I'm aware that it's possible to ignore exceptions in Python using try...except statements. Is it possible to ignore exceptions in Python when they occur, but still print them?

I tried ignoring the exception here, and therefore, the exception was not printed when it was encountered:

try:
    num = 0
    if num == 0:
        raise Exception("Num must not be 0!")
except Exception:
    pass
    '''The exception is ignored, and is not printed.'''

I've written a simple source-to-source compiler that has a lot of exceptions like these, and I'm not sure how I can ignore the exceptions while still printing them. How can I ensure that the exceptions are printed to the console even when they are being ignored?

Answer 1

You can print an exception like this.

try:
    x = 1 / 0
except Exception as e:
    print e

EDIT:

As user1354557, gcbirzan, and Jonathan Vanasco pointed out, you can use the traceback and logging modules to get more precise error messages. Error messages printed out these ways will be more verbose, which is (usually) a good thing.

import traceback

try:
    x = 1 / 0
except Exception as e:
    print traceback.format_exc()  # I prefer this to traceback.print_exc()


import logging

try:
    x = 1 / 0
except Exception as e:
    logging.exception(e)

Answer 2

It's possible to do this globally, even in code you didn't write (such as a library module) using a trace function.

import sys

def print_exceptions(frame, event, arg):
    if event == "exception":
        sys.excepthook(*arg)
    return print_exceptions

sys.settrace(print_exceptions)

Note that the trace function is called for every statement executed while it is in effect and may therefore significantly slow down your script's execution. Another minor issue is that any unhandled exception will be printed twice (once by this hook, again by Python itself when exiting the script).
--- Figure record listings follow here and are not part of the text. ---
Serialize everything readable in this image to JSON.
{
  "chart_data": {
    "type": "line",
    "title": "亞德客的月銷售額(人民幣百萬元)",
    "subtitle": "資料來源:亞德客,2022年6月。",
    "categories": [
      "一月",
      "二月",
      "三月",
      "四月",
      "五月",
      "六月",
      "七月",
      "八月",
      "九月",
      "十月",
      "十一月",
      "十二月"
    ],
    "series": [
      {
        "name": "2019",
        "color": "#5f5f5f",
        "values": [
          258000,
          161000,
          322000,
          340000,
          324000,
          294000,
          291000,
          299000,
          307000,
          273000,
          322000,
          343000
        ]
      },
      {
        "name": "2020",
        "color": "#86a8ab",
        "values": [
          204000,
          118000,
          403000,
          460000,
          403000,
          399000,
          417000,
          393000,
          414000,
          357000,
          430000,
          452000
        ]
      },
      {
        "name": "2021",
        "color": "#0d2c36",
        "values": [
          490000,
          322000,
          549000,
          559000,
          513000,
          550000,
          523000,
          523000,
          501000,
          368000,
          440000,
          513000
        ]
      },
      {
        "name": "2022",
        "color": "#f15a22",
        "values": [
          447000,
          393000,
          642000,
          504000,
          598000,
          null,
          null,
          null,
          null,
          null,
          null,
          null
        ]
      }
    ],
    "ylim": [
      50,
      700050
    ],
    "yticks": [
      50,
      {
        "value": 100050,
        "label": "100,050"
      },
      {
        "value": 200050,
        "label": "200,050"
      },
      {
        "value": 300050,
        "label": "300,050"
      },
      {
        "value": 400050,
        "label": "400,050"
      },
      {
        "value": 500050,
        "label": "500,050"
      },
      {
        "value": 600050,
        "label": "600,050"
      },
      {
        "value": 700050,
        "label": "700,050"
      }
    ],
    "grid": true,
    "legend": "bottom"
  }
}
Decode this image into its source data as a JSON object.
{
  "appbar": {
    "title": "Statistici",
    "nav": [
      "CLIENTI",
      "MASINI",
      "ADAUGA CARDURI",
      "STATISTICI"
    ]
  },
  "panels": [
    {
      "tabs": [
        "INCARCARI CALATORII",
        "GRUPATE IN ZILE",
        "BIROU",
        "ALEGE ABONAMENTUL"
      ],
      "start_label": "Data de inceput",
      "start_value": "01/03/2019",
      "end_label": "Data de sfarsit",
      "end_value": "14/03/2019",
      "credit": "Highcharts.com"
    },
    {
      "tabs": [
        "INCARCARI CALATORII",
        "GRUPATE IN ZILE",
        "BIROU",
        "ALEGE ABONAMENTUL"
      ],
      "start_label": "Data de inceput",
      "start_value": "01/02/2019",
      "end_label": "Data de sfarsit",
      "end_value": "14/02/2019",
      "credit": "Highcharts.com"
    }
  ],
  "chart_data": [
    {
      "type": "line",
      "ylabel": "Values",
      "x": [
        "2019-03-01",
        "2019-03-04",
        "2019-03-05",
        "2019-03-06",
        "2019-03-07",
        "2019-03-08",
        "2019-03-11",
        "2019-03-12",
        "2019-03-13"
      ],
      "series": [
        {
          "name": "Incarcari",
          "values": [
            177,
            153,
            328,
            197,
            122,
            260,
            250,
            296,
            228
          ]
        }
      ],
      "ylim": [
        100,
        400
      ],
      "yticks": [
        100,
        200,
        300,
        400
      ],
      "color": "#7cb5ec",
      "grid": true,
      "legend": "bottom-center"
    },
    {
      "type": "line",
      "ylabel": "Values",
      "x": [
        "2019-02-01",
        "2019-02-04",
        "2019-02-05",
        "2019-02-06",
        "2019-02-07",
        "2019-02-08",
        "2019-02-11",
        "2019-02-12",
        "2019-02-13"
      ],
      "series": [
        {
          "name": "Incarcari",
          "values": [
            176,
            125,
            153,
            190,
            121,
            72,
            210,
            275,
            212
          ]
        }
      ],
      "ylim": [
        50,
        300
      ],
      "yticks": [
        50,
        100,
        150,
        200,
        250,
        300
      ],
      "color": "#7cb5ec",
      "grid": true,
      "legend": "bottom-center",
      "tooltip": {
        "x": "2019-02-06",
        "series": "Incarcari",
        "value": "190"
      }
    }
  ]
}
If you want to customize the output, you can dig the information you want out of arg (it's a 3-tuple of the exception type, the error message, and a traceback object) and frame (which includes a reference to the current code object, from which its name can be obtained, as well as the source filename and line number).

Answer 3

If you want a printout of the stack trace, you can use the traceback module:

import traceback
try:
    0/0
except:
    traceback.print_exc()

This would print something like:

Traceback (most recent call last):
  File "example.py", line 3, in <module>
    0/0
ZeroDivisionError: integer division or modulo by zero

Is this what you're looking for?

Answer 4

By ignore, I suppose you mean you want to print it, but not catch it, and allow it to bubble up the call stack. You can do that by catching the exception, printing it, and then re-throwing it.

try :
  # do something
except Exception as e:
  print e
  raise e

Answer 5

You should take a look at the logging module. It has support for logging exceptions with traceback (either via logger.exception or by passing exc_info as a keyword parameter to any logging function).